Carts became an integral part of the mall experience in the 1980s when mall owners began to look across all those square feet of center court tile that weren't producing revenue. Cell phone companies and herbal diet supplements proved early successes. Carts became relatively economical ways for sellers to hawk hot trends whose lifespan wouldn't warrant a storefront.
Then came Beanie Babies and carts were never the same.
High-concept carts
Ramesh Wahi went through that phase; in fact, he just opened a Beanie Baby cart at the Mall of America, but only for the holiday season. Wahi was one of the original cart-owners at the MOA and figures he's stocked about 20 different "concepts" over the years. He has five carts at the mall now, including his flagship City Shirts cart. (Sample T-shirt: "Your lips are moving, but all I hear is blah, blah, blah."
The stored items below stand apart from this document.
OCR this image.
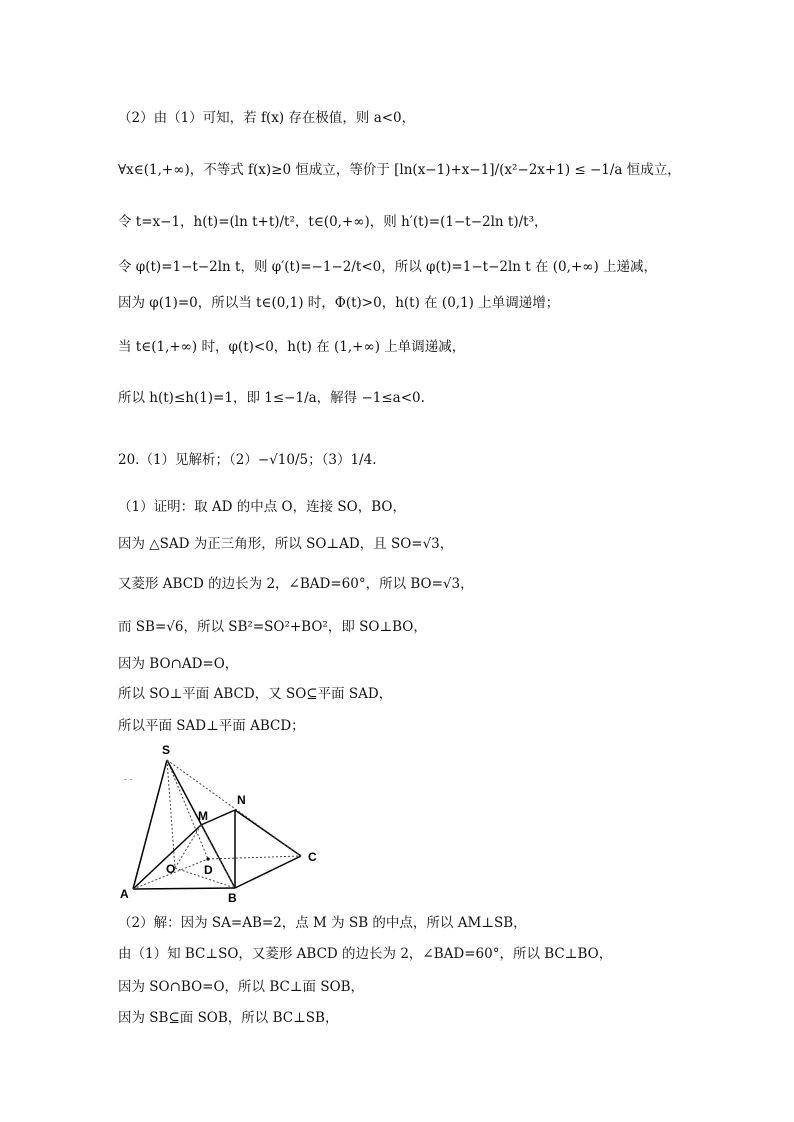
（2）由（1）可知，若 f(x) 存在极值，则 a<0，
∀x∈(1,+∞)，不等式 f(x)≥0 恒成立，等价于 [ln(x−1)+x−1]/(x²−2x+1) ≤ −1/a 恒成立，
令 t=x−1，h(t)=(ln t+t)/t²，t∈(0,+∞)，则 h′(t)=(1−t−2ln t)/t³，
令 φ(t)=1−t−2ln t，则 φ′(t)=−1−2/t<0，所以 φ(t)=1−t−2ln t 在 (0,+∞) 上递减，
因为 φ(1)=0，所以当 t∈(0,1) 时，Φ(t)>0，h(t) 在 (0,1) 上单调递增；
当 t∈(1,+∞) 时，φ(t)<0，h(t) 在 (1,+∞) 上单调递减，
所以 h(t)≤h(1)=1，即 1≤−1/a，解得 −1≤a<0.
20.（1）见解析；（2）−√10/5；（3）1/4.
（1）证明：取 AD 的中点 O，连接 SO，BO，
因为 △SAD 为正三角形，所以 SO⊥AD，且 SO=√3，
又菱形 ABCD 的边长为 2，∠BAD=60°，所以 BO=√3，
而 SB=√6，所以 SB²=SO²+BO²，即 SO⊥BO，
因为 BO∩AD=O，
所以 SO⊥平面 ABCD，又 SO⊆平面 SAD，
所以平面 SAD⊥平面 ABCD；
S
M
N
O D
C
A	B
- -
（2）解：因为 SA=AB=2，点 M 为 SB 的中点，所以 AM⊥SB，
由（1）知 BC⊥SO，又菱形 ABCD 的边长为 2，∠BAD=60°，所以 BC⊥BO，
因为 SO∩BO=O，所以 BC⊥面 SOB，
因为 SB⊆面 SOB，所以 BC⊥SB，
Wahi said that would-be cart owners have to do their homework and find or invent a niche product that creates a buzz. "Nothing is 100 percent guaranteed," he cautioned. "At times, it is a bit difficult, but you have to have a positive attitude. My mother used to say, 'Every night leads to day, and every day leads to night.' You have to have a vision and be really committed to the concept."
Wahi said 70 percent of sales from his various carts are in the $20 to $50 range. He and other cart owners demurred when asked about their rental costs, although numbers published in various local publications have ranged from $2,000 a month to $50,000 a year.